Global organisations are spending almost four times as much on property related risks than on cyber risks, despite a broad expectation of heightened cyber exposure over the next two years and the greater impact of business disruption to cyber assets than to property, plant and equipment (PP&E) assets, according to Aon and Ponemon.
A leading research firm on privacy, data protection and information security, the Ponemon Institute, has released a report sponsored by insurance and reinsurance broker Aon plc, titled The 2017 Cyber Risk Transfer Comparison Global Report.
The report explores how organisations around the world account and prepare for cyber risks when compared with PP&E risks, revealing a “serious disconnect in risk management.”
“What’s interesting is that the majority of companies cover plant, property and equipment losses, insuring an average of 59 percent and self-insuring 28 percent. Cyber is almost the opposite, as companies are insuring an average of 15 percent and self-insuring 59 percent,” said Dr. Larry Ponemon, Chairman and Founder of the Ponemon Institute who, says the study “found a serious disconnect in risk management.”
According to the report, almost 65% of organisations are expecting their cyber exposure to increase in the next two years, and organisations valued cyber assets 14% higher than PP&E assets.
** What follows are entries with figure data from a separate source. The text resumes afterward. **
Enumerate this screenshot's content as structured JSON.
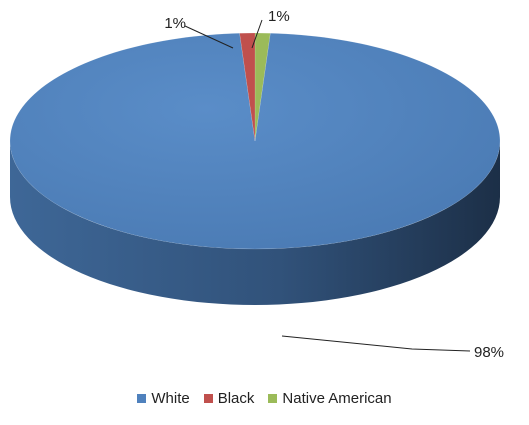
{
  "chart_data": {
    "type": "pie",
    "style": "3d",
    "categories": [
      "White",
      "Black",
      "Native American"
    ],
    "values": [
      98,
      1,
      1
    ],
    "labels": [
      "98%",
      "1%",
      "1%"
    ],
    "colors": [
      "#4F81BD",
      "#C0504D",
      "#9BBB59"
    ],
    "legend_position": "bottom"
  }
}
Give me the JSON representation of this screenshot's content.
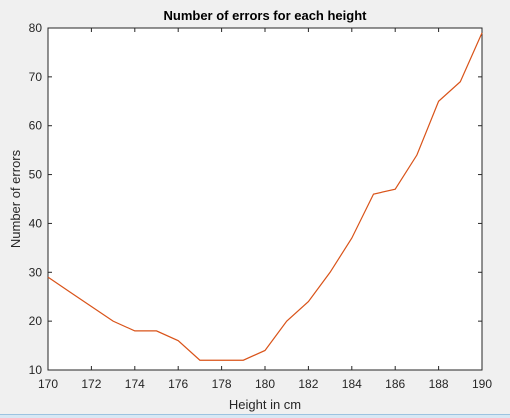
{
  "chart_data": {
    "type": "line",
    "title": "Number of errors for each height",
    "xlabel": "Height in cm",
    "ylabel": "Number of errors",
    "xlim": [
      170,
      190
    ],
    "ylim": [
      10,
      80
    ],
    "xticks": [
      170,
      172,
      174,
      176,
      178,
      180,
      182,
      184,
      186,
      188,
      190
    ],
    "yticks": [
      10,
      20,
      30,
      40,
      50,
      60,
      70,
      80
    ],
    "grid": false,
    "legend": "none",
    "series": [
      {
        "color": "#d95319",
        "x": [
          170,
          171,
          172,
          173,
          174,
          175,
          176,
          177,
          178,
          179,
          180,
          181,
          182,
          183,
          184,
          185,
          186,
          187,
          188,
          189,
          190
        ],
        "y": [
          29,
          26,
          23,
          20,
          18,
          18,
          16,
          12,
          12,
          12,
          14,
          20,
          24,
          30,
          37,
          46,
          47,
          54,
          65,
          69,
          79
        ]
      }
    ]
  },
  "colors": {
    "background": "#f0f0f0",
    "plot_background": "#ffffff",
    "axis": "#262626",
    "line": "#d95319"
  }
}
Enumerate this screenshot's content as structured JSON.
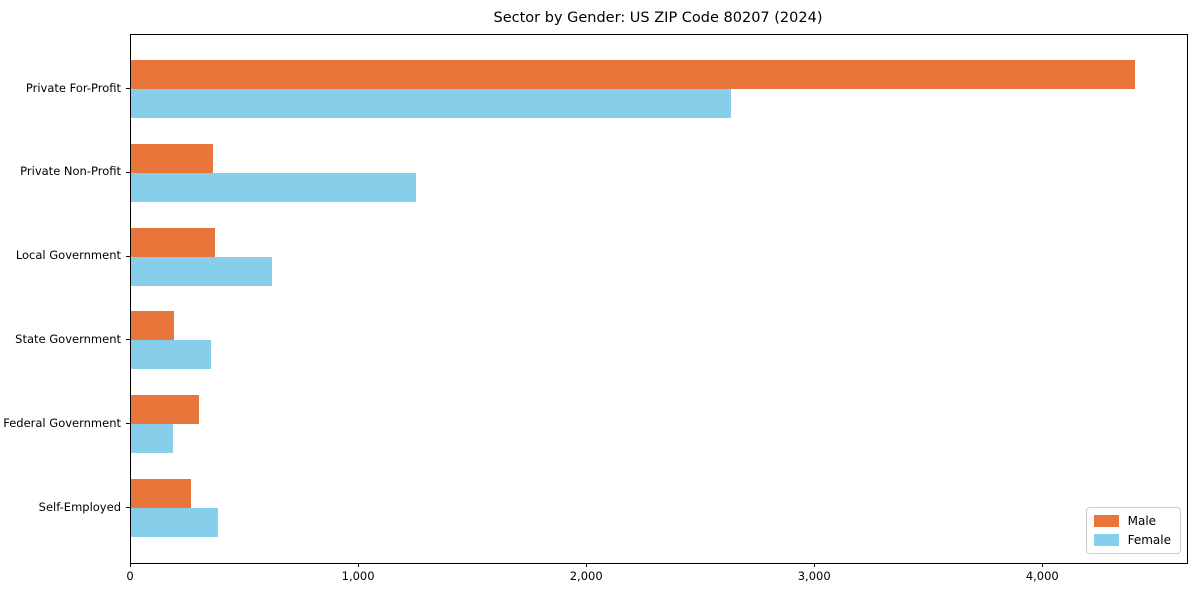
{
  "chart_data": {
    "type": "bar",
    "orientation": "horizontal",
    "title": "Sector by Gender: US ZIP Code 80207 (2024)",
    "categories": [
      "Private For-Profit",
      "Private Non-Profit",
      "Local Government",
      "State Government",
      "Federal Government",
      "Self-Employed"
    ],
    "series": [
      {
        "name": "Male",
        "color": "#e8763b",
        "values": [
          4400,
          360,
          370,
          190,
          300,
          265
        ]
      },
      {
        "name": "Female",
        "color": "#87ceeb",
        "values": [
          2630,
          1250,
          620,
          350,
          185,
          380
        ]
      }
    ],
    "xlabel": "",
    "ylabel": "",
    "xlim": [
      0,
      4630
    ],
    "xticks": [
      0,
      1000,
      2000,
      3000,
      4000
    ],
    "xtick_labels": [
      "0",
      "1,000",
      "2,000",
      "3,000",
      "4,000"
    ],
    "grid": false,
    "legend": {
      "position": "lower-right",
      "items": [
        "Male",
        "Female"
      ]
    },
    "colors": {
      "spine": "#000000",
      "plot_background": "#ffffff",
      "legend_border": "#cccccc"
    }
  }
}
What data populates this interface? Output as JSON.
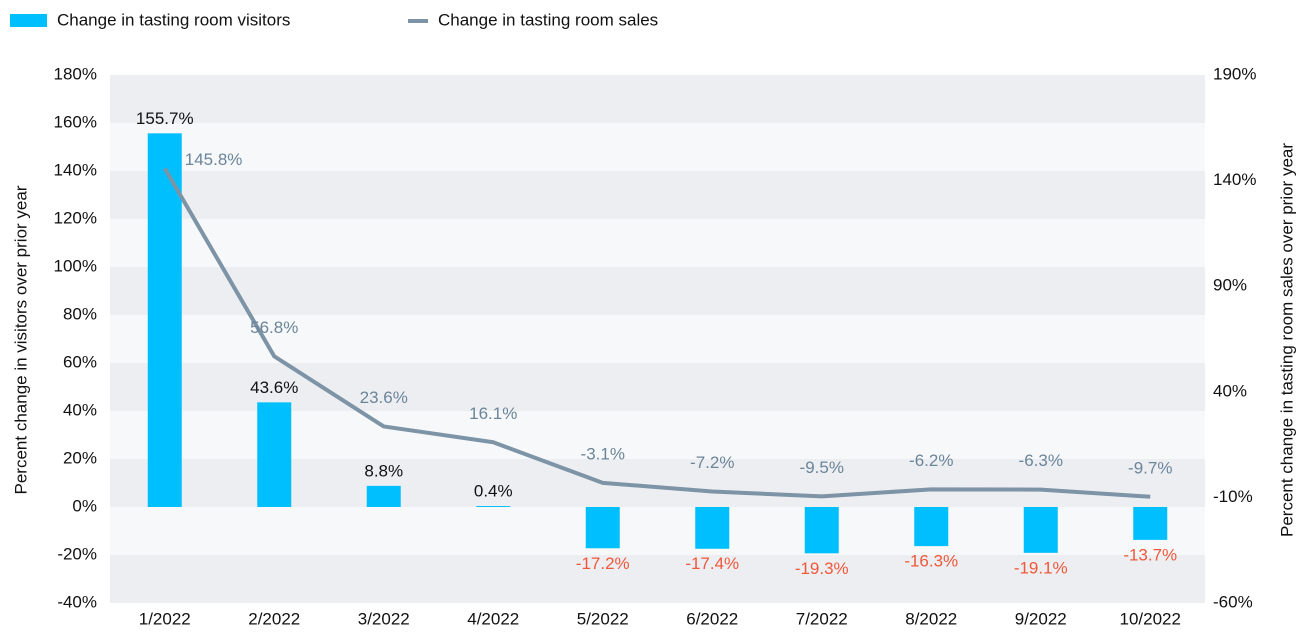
{
  "chart_data": {
    "type": "combo",
    "categories": [
      "1/2022",
      "2/2022",
      "3/2022",
      "4/2022",
      "5/2022",
      "6/2022",
      "7/2022",
      "8/2022",
      "9/2022",
      "10/2022"
    ],
    "series": [
      {
        "name": "Change in tasting room visitors",
        "type": "bar",
        "color": "#00bfff",
        "label_color": "#111111",
        "negative_label_color": "#f0583a",
        "values": [
          155.7,
          43.6,
          8.8,
          0.4,
          -17.2,
          -17.4,
          -19.3,
          -16.3,
          -19.1,
          -13.7
        ],
        "value_labels": [
          "155.7%",
          "43.6%",
          "8.8%",
          "0.4%",
          "-17.2%",
          "-17.4%",
          "-19.3%",
          "-16.3%",
          "-19.1%",
          "-13.7%"
        ]
      },
      {
        "name": "Change in tasting room sales",
        "type": "line",
        "axis": "y2",
        "color": "#7d93a6",
        "label_color": "#6b8599",
        "values": [
          145.8,
          56.8,
          23.6,
          16.1,
          -3.1,
          -7.2,
          -9.5,
          -6.2,
          -6.3,
          -9.7
        ],
        "value_labels": [
          "145.8%",
          "56.8%",
          "23.6%",
          "16.1%",
          "-3.1%",
          "-7.2%",
          "-9.5%",
          "-6.2%",
          "-6.3%",
          "-9.7%"
        ]
      }
    ],
    "y_label": "Percent change in visitors over prior year",
    "y2_label": "Percent change in tasting room sales over prior year",
    "ylim": [
      -40,
      180
    ],
    "yticks": [
      {
        "value": -40,
        "label": "-40%"
      },
      {
        "value": -20,
        "label": "-20%"
      },
      {
        "value": 0,
        "label": "0%"
      },
      {
        "value": 20,
        "label": "20%"
      },
      {
        "value": 40,
        "label": "40%"
      },
      {
        "value": 60,
        "label": "60%"
      },
      {
        "value": 80,
        "label": "80%"
      },
      {
        "value": 100,
        "label": "100%"
      },
      {
        "value": 120,
        "label": "120%"
      },
      {
        "value": 140,
        "label": "140%"
      },
      {
        "value": 160,
        "label": "160%"
      },
      {
        "value": 180,
        "label": "180%"
      }
    ],
    "y2lim": [
      -60,
      190
    ],
    "y2ticks": [
      {
        "value": -60,
        "label": "-60%"
      },
      {
        "value": -10,
        "label": "-10%"
      },
      {
        "value": 40,
        "label": "40%"
      },
      {
        "value": 90,
        "label": "90%"
      },
      {
        "value": 140,
        "label": "140%"
      },
      {
        "value": 190,
        "label": "190%"
      }
    ],
    "grid": true,
    "legend": "top-left"
  }
}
Furthermore, the quantification of probable maximum loss (PML) from cyber assets is reportedly 27% higher than with PP&E assets, while the impact of business disruption to cyber assets is some 72% higher than to PP&E assets.
When taking the above into account, the fact that on average organisations insure 59% of PP&E losses compared to just 15% of cyber risks, the disconnect in risk management of cyber exposures compared to PP&E risks becomes apparent.
Kevin Kalinich, cyber/network Global Practice Leader, Aon Risk Solutions, commented on the report and further highlighted the issue; “This study compared the relative insurance protection of certain tangible versus intangible assets. We have found that most organizations spend multiples more premium for fire insurance, for example, than for cyber insurance, even though they state in their publicly disclosed documents that a majority of the organization’s value is attributed to intangible assets.”
The report appears to highlight a problem with how organisations insure and protect their intangible assets versus the more tangible, particularly at a time when the world continues its transition to a truly digital one and advanced technology promotes greater interconnectedness, which, does provide cyber attackers with greater and potentially larger and more far-reaching targets.
The cyber insurance and reinsurance industry is yet to fully grasp the challenge, and despite new solutions being designed, the majority of respondents highlighted a lack of adequate, affordable, and effective cyber insurance solutions. This is despite 46% of respondents reporting a data breach within the last two years that resulted in average financial impact of $3.6 million, explains the report.
The cyber challenge really is a great challenge but also opportunity for the insurance, reinsurance, and broader risk transfer landscape, such as the insurance-linked securities (ILS) space, to innovate and develop products that meet the growing cyber risk needs of global organisations.